Воцарилось молчание. Все стали прислушиваться и, действительно ощутив безмолвие, несвойственное выработке, в которой не так далеко позади должен был басовито громыхать НКР 3 , начали переглядываться с вопросительными выражениями лиц. Чем дольше длилось молчание, тем явственнее Иван чувствовал, что происходит что-то неладное. Он и сам не понимал, что именно его так обеспокоило. Подумаешь, туман не такой, как всегда: мужики-бурильщики банально прервались на перекур, а дизелевоз и вовсе остановился по какой-то своей надобности. А тебе теперь мерещится невесть что.
3
НКР – буровой станок.
Рассудив так, мастер почувствовал некоторое облегчение, стряхнул с себя оцепенение и, поправив висевший на плече ремень самоспасателя, не оглядываясь, зашагал дальше. Вскоре послышались и шаги остальных.

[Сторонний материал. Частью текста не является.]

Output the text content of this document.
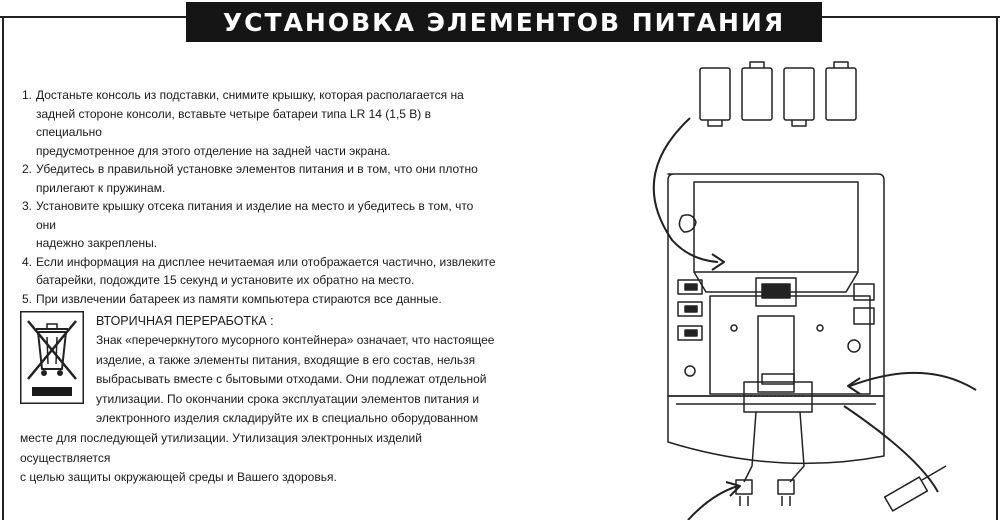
УСТАНОВКА ЭЛЕМЕНТОВ ПИТАНИЯ
1. Достаньте консоль из подставки, снимите крышку, которая располагается на
задней стороне консоли, вставьте четыре батареи типа LR 14 (1,5 В) в специально
предусмотренное для этого отделение на задней части экрана.
2. Убедитесь в правильной установке элементов питания и в том, что они плотно
прилегают к пружинам.
3. Установите крышку отсека питания и изделие на место и убедитесь в том, что они
надежно закреплены.
4. Если информация на дисплее нечитаемая или отображается частично, извлеките
батарейки, подождите 15 секунд и установите их обратно на место.
5. При извлечении батареек из памяти компьютера стираются все данные.
ВТОРИЧНАЯ ПЕРЕРАБОТКА :
Знак «перечеркнутого мусорного контейнера» означает, что настоящее
изделие, а также элементы питания, входящие в его состав, нельзя
выбрасывать вместе с бытовыми отходами. Они подлежат отдельной
утилизации. По окончании срока эксплуатации элементов питания и
электронного изделия складируйте их в специально оборудованном
месте для последующей утилизации. Утилизация электронных изделий осуществляется
с целью защиты окружающей среды и Вашего здоровья.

Следующие метров двести они прошли, храня молчание. Даже Пролёт лишь сосредоточенно сопел и не пытался развлечь попутчиков одной из своих баек, коих запас у него, по бытующему мнению, казался неиссякаемым. Свет ламп меж тем все больше тускнел и постепенно становился зловеще-красным. А потом они наткнулись на преграду.
Точнее, наткнулся по-прежнему шедший первым мастер. Ну, собственно, как наткнулся? Он просто мягко уперся в невидимую стену. Словно ступил в паутину, не позволявшую сделать вперед ни шага. Барьер плавно остановил его. Мастер тряхнул головой, ничего не понимая, и повторил попытку штурма. Он наклонился вперед, будто готовился противостоять напору встречного ураганного ветра, и попробовал сделать шаг. Ничего не получилось. Что-то невидимое мягко, но непоколебимо удерживало его. Когда Иван прилагал больше усилий, он встречал более сильный отпор, ослабление же натиска сводило ответную реакцию преграды на нет. В изумлении он отступил назад и бессильно опустил руки.